Pero como un juego malabar, lo visible era la determinación de combatir a la modalidad más destructora del crimen organizado y parecía lícito que el presidente emprendiera una defensa a fondo del país contra los narcotraficantes y aprovechara el viaje para legitimarse. El malabarista se encargó de que los espectadores no advirtiéramos, en el primer momento, que las prioridades de esa guerra estaban exactamente al revés: primero la legitimación –y de paso el combate, desde entonces, al odiado PRI, autor de todos los males del país– y, subordinada a ese objetivo, como consecuencia, casi por filtración, la desarticulación de las bandas de narcotráfico.

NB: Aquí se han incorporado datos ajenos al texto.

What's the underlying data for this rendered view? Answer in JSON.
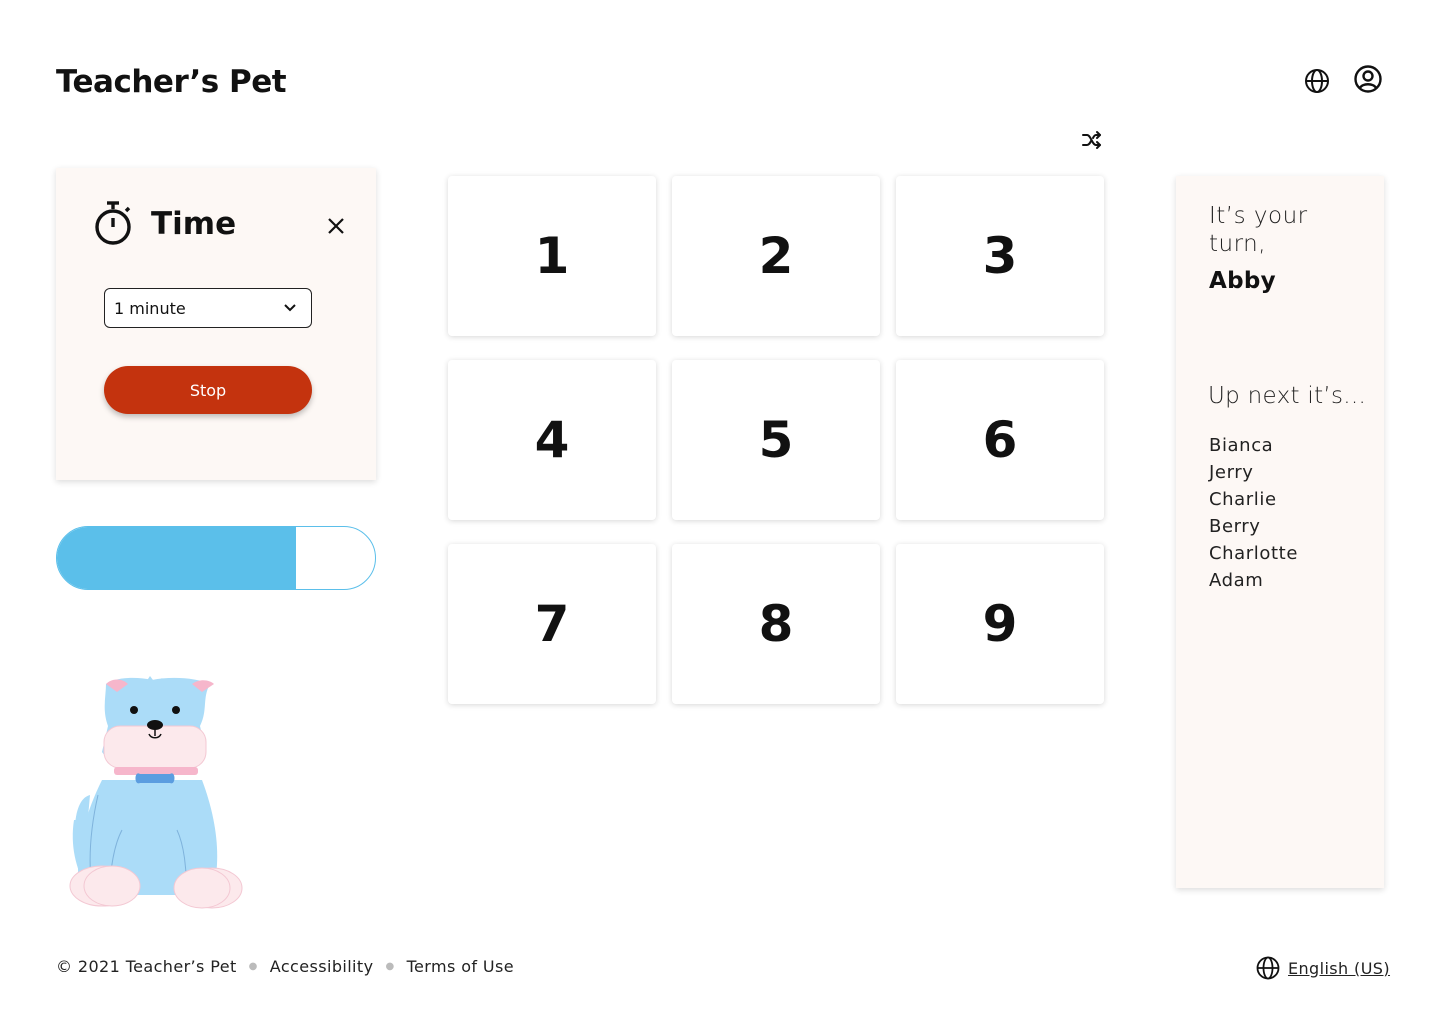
{
  "header": {
    "title": "Teacher’s Pet",
    "language_icon": "globe-icon",
    "account_icon": "user-circle-icon"
  },
  "shuffle_icon": "shuffle-icon",
  "timer": {
    "title": "Time",
    "icon": "stopwatch-icon",
    "close_icon": "close-icon",
    "duration": "1 minute",
    "dropdown_icon": "chevron-down-icon",
    "stop_label": "Stop",
    "stop_color": "#c4330e"
  },
  "progress": {
    "value": 0.75,
    "color": "#5bbfea"
  },
  "mascot": "dog-illustration",
  "tiles": [
    "1",
    "2",
    "3",
    "4",
    "5",
    "6",
    "7",
    "8",
    "9"
  ],
  "turn": {
    "label": "It’s your turn,",
    "name": "Abby",
    "next_label": "Up next it’s...",
    "next": [
      "Bianca",
      "Jerry",
      "Charlie",
      "Berry",
      "Charlotte",
      "Adam"
    ]
  },
  "footer": {
    "copyright": "© 2021 Teacher’s Pet",
    "accessibility": "Accessibility",
    "terms": "Terms of Use",
    "language": "English (US)"
  }
}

Para que el exterminio de los narcotraficantes –que por cierto no se ha logrado en ninguna parte del mundo– fuera el objetivo mayor o siquiera un objetivo viable, habría sido necesario que el Estado conociera a fondo y con detalle al enemigo: su tamaño, su peligrosidad, su distribución en el territorio nacional, los medios que utiliza para intercalarse en las comunidades, los circuitos financieros por los que lava el dinero, las rutas por las que transitan las armas que recibe desde el extranjero.

Para contar con esta información, el gobierno de Vicente Fox habría debido contar con un servicio avanzado y confiable de inteligencia policial y sus expertos en estas materias habrían tenido que poner a disposición del presidente Calderón tres o cuatro estrategias opcionales, en las que no sólo se definieran metas sucesivas y simultáneas, plazos, instituciones responsables en cada caso, costos, etcétera, de suerte que el nuevo presidente pudiera someter esas estrategias a sus propios expertos –incluyendo desde luego a los altos mandos del ejército– para poder adoptar la estrategia que a juicio de su gobierno fuera la óptima y ponerla en marcha cuando el propio gobierno estuviera listo para ello.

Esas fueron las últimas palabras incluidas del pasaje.